A paper published today in Nature Climate Change updates records of large volcanic eruptions from Antarctic ice cores and finds
"Assessments of climate sensitivity to projected greenhouse gas concentrations underpin environmental policy decisions, with such assessments often based on model simulations of climate during recent centuries and millennia. These simulations depend critically on accurate records of past aerosol forcing"
"that prior to the year 1500 the reconstructions [of volcanic eruptions] were either previously overestimating global aerosol forcing by 20–30% or underestimating it by 20–50%. This has implications for estimates of climate sensitivity" to CO2.

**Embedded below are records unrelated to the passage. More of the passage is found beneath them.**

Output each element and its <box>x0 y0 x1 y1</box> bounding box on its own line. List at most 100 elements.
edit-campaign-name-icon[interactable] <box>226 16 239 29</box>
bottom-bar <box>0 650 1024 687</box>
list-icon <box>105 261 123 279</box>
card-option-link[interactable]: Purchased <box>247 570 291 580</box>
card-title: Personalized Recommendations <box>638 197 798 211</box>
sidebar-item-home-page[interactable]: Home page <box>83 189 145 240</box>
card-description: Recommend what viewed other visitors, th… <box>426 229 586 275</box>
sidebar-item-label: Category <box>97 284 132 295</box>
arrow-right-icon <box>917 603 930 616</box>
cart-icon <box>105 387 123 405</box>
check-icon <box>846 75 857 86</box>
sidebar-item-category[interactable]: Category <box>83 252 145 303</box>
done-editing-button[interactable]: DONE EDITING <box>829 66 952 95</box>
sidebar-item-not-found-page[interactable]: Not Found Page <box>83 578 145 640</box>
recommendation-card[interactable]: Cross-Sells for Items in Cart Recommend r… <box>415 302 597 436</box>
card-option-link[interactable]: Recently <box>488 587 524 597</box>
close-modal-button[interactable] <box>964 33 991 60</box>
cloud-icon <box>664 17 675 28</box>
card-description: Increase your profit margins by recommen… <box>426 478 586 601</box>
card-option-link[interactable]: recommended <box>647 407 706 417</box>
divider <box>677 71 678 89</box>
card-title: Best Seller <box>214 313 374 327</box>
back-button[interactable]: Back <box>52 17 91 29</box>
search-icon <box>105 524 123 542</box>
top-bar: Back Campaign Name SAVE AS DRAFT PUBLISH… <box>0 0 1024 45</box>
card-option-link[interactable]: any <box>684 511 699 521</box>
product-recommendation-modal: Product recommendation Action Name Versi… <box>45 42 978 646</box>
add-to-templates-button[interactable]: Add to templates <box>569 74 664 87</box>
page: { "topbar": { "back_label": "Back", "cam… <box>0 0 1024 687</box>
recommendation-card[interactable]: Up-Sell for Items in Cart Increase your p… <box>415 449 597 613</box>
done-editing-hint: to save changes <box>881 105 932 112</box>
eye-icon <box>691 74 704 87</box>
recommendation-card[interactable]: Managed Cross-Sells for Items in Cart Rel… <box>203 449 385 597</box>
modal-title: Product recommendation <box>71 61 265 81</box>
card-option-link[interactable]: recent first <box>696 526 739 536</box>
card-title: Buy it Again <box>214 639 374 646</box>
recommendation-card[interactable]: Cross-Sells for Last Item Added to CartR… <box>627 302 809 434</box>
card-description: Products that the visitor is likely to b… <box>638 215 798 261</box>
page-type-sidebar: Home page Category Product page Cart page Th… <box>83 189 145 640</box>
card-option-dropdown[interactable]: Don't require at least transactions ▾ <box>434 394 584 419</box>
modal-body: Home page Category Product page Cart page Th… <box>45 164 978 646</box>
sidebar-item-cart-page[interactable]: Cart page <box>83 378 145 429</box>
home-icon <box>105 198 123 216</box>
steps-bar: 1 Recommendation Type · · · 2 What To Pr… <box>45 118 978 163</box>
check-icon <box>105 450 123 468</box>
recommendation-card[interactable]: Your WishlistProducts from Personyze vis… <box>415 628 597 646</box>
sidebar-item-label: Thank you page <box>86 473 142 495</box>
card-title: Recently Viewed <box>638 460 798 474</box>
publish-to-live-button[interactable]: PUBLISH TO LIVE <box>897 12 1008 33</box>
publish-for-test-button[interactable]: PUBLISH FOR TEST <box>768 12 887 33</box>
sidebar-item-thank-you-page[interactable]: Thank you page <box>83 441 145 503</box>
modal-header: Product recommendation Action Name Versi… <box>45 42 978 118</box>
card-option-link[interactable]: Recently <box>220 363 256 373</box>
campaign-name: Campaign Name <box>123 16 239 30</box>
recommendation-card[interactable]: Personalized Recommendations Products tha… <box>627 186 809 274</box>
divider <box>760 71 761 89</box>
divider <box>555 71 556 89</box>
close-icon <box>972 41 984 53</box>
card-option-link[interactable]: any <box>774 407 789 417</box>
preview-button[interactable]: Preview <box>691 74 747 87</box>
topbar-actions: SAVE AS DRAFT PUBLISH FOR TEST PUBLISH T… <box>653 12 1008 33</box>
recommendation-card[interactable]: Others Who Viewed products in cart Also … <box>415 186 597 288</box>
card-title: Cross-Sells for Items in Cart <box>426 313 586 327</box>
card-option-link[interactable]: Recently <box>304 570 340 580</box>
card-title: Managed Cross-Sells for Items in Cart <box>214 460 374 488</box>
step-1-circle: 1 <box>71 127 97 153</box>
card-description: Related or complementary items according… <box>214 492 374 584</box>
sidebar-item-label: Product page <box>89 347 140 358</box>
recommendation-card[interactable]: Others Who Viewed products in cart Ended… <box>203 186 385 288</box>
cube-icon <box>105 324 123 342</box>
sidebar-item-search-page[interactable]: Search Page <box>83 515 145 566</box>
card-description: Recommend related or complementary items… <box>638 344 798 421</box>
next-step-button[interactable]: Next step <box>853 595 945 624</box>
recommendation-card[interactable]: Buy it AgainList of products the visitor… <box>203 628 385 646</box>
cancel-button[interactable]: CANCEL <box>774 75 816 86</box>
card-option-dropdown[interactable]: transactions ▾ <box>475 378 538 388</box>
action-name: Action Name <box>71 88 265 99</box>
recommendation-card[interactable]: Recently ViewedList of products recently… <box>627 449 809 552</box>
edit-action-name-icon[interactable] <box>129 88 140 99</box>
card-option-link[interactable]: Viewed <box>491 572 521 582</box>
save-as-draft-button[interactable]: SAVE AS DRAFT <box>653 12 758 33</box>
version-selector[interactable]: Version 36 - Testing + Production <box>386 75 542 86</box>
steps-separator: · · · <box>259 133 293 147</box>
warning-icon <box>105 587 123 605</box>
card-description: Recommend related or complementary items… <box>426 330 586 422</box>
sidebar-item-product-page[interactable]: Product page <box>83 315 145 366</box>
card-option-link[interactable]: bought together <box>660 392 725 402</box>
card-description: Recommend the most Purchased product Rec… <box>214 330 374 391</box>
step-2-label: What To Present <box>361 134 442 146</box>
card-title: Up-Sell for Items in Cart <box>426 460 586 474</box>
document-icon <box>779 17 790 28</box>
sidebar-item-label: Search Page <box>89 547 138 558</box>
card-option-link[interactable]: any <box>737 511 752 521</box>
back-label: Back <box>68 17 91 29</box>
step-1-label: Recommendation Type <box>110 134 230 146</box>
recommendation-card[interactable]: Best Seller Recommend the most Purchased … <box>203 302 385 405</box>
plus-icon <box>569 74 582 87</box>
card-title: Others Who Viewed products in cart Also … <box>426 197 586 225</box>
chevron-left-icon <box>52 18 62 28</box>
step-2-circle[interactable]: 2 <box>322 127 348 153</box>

"Simulations of climate impacts after large eruptions predict stronger cooling than is found from temperature reconstructions, although the reasons for the mismatch are widely debated."Perhaps the reason why ""simulations of climate impacts after large eruptions predict stronger cooling than is found from temperature reconstructions" is because, as Willis Eschenbach has shown, the climate really cares little about radiative forcing at the top of the atmosphere, and the real control knob is the emergent thermodynamics of the lower atmosphere.
Summary of the paper from Nature Climate Change:
Historical aerosol forcing from large volcanic eruptions are reconstructed from sulphate deposition measured in ice cores. This study updates these records by using a more extensive collection of Antarctic ice cores, which provide new records and accurate dating of published records. The results show that prior to the year 1500 the reconstructions were either previously overestimating global aerosol forcing by 20–30% or underestimating it by 20–50%. This has implications for estimates of climate sensitivity.
Nature Climate Change 4 693 doi: 10.1038/nclimate2293
Insights from Antarctica on volcanic forcing during the Common Era
- Assessments of climate sensitivity to projected greenhouse gas concentrations underpin environmental policy decisions, with such assessments often based on model simulations of climate during recent centuries and millennia1, 2, 3. These simulations depend critically on accurate records of past aerosol forcing from global-scale volcanic eruptions, reconstructed from measurements of sulphate deposition in ice cores4, 5, 6. Non-uniform transport and deposition of volcanic fallout mean that multiple records from a wide array of ice cores must be combined to create accurate reconstructions. Here we re-evaluated the record of volcanic sulphate deposition using a much more extensive array of Antarctic ice cores. In our new reconstruction, many additional records have been added and dating of previously published records corrected through precise synchronization to the annually dated West Antarctic Ice Sheet Divide ice core7, improving and extending the record throughout the Common Era. Whereas agreement with existing reconstructions is excellent after 1500, we found a substantially different history of volcanic aerosol deposition before 1500; for example, global aerosol forcing values from some of the largest eruptions (for example, 1257 and 1458) previously were overestimated by 20–30% and others underestimated by 20–50%.